Recently, I found myself in the situation of having to undergo a large-scale recovery operation on a 15-year-old hard drive with a total runtime of nearly 70,000 hours. The drive had long suffered from numerous defective sectors and reading errors.
The specific hard drive model in question was the SAMSUNG HD501LJ, a contemporary model widely used in systems of that time. It was later replaced by 750GB and 1TB models in the following years before the hard drive division of SAMSUNG was partially acquired by Seagate in 2011.
The task at hand was not an easy one, as it involved:
- Safeguarding and reading as many data as possible.
- Making existing data available on the file systems.
- Locating and making available previously deleted data from the distant past.
- If feasible, writing the data onto a new storage medium of equal or greater size to restore the original system.
In summary, the objectives were as follows:
- Reading and safeguarding as many sectors as possible.
- Signature-based data recovery.
- Backing up existing data.
- Making a 1-to-1 copy onto a new storage medium.
The process proceeded as follows:
Using “ddrescue,” the data was read sector by sector. “ddrescue” attempts to recover as much data as possible by alternately moving forward and backward while repeatedly reading unreadable blocks.
ddrescue /dev/sdd ddrescue.log
The progress was monitored using the auxiliary program “ddrescueview” and the text output from “ddrescue.”
As a result, all data could be recovered except for 1.5 MB, which accounts for 99.99% of the drive’s size of 500 GB. The unreadable data is located within the first 2 GB of the hard drive, increasing the likelihood that it pertains to operating system data that is less crucial for recovery or can be easily obtained from a similar operating system installation or through reinstallation.
Once the 500GB image was completed, the “photorec” tool was used in conjunction with this image to search for intact data and data fragments based on file signatures. “photorec” is capable of locating numerous file types based on their signatures, even after they have been deleted. In this case, the most important data to be recovered were image files, although “photorec” is also capable of recognizing and recovering many other file types.
photorec /log ./500g-backup.img
At the end of the process, several hundred thousand files had been recovered and could now be reviewed and categorized in a partially automated manner.
By using ddrescue’s “Fill-Mode,” it is possible to determine which files are affected within the file system. In other words, while it may not be possible to fully recover the files, it is still possible to identify what type of files they are.

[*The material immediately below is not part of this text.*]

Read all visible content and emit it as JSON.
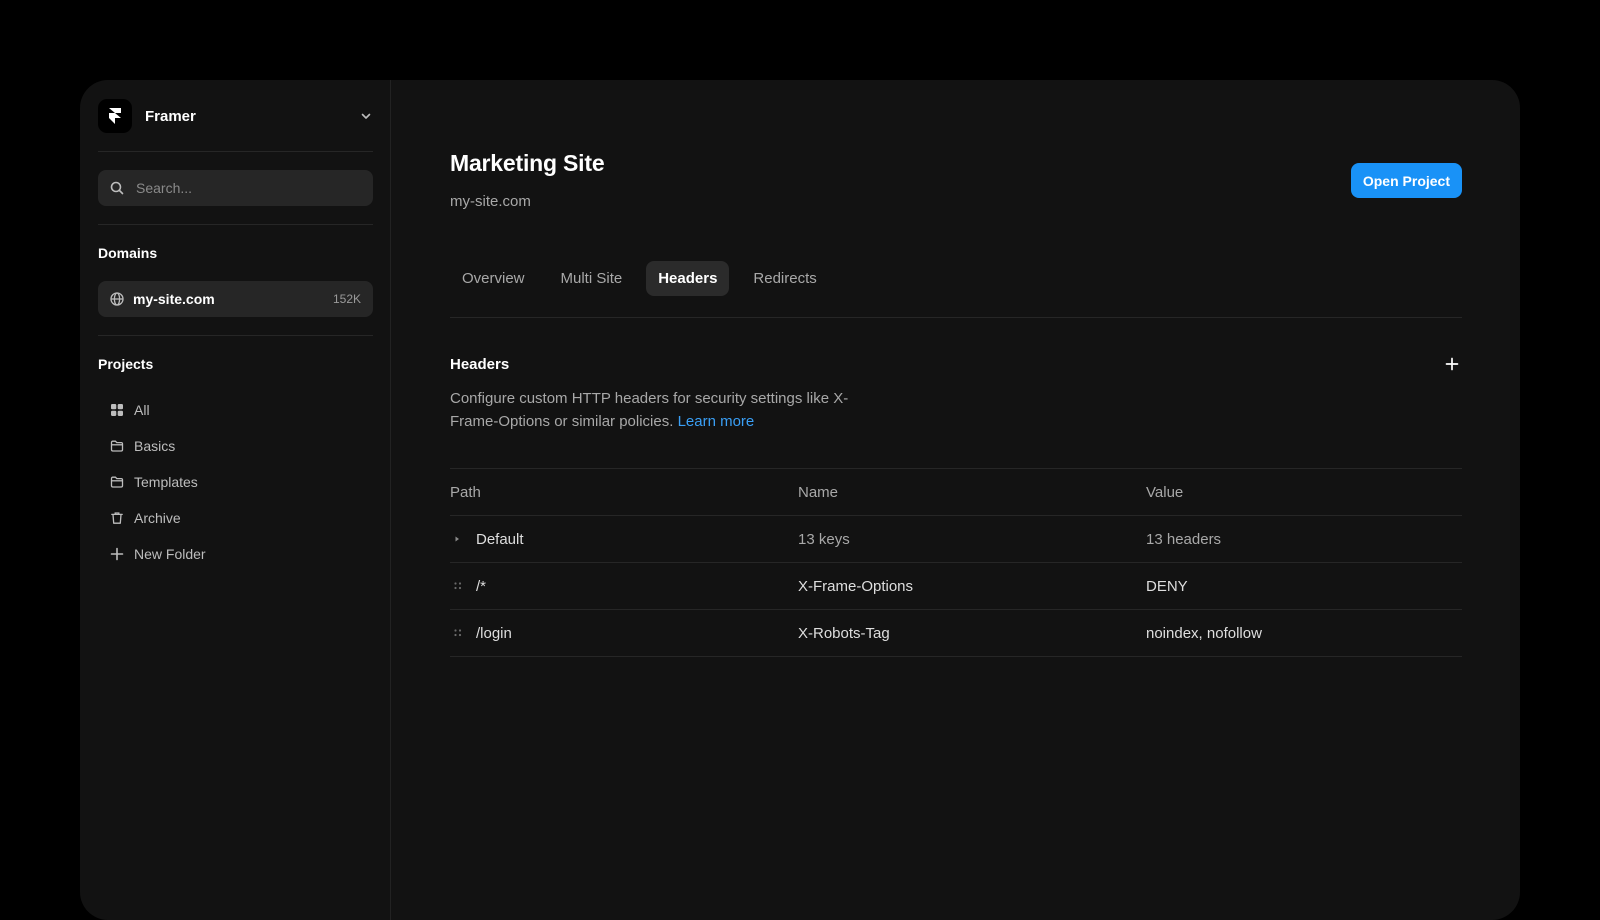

printf "DEADBEEF" > tmpfile
ddrescue --fill-mode=l- tmpfile ./500g-sicherung.img ddrescue.log
rm tmpfile
mount -t iso9660 -o loop,ro ./500g-sicherung.img /mnt/500g-sicherung
find /mnt/500g-sicherung -type f -exec grep -l "DEADBEEF" '{}' ';'
Depending on the partitioning and configuration, the above commands may need to be adjusted. The result should be a listing of all erroneous files with irretrievable data, provided that an intact file system with its metadata is present.
By simply executing:
dd if=./500g-backup.img of=/dev/sdX
The data could be copied 1-to-1 onto a new storage medium, which, depending on the situation, may be operational again with or without manual data repairs, just like the 15-year-old HDD was when it was new and error-free.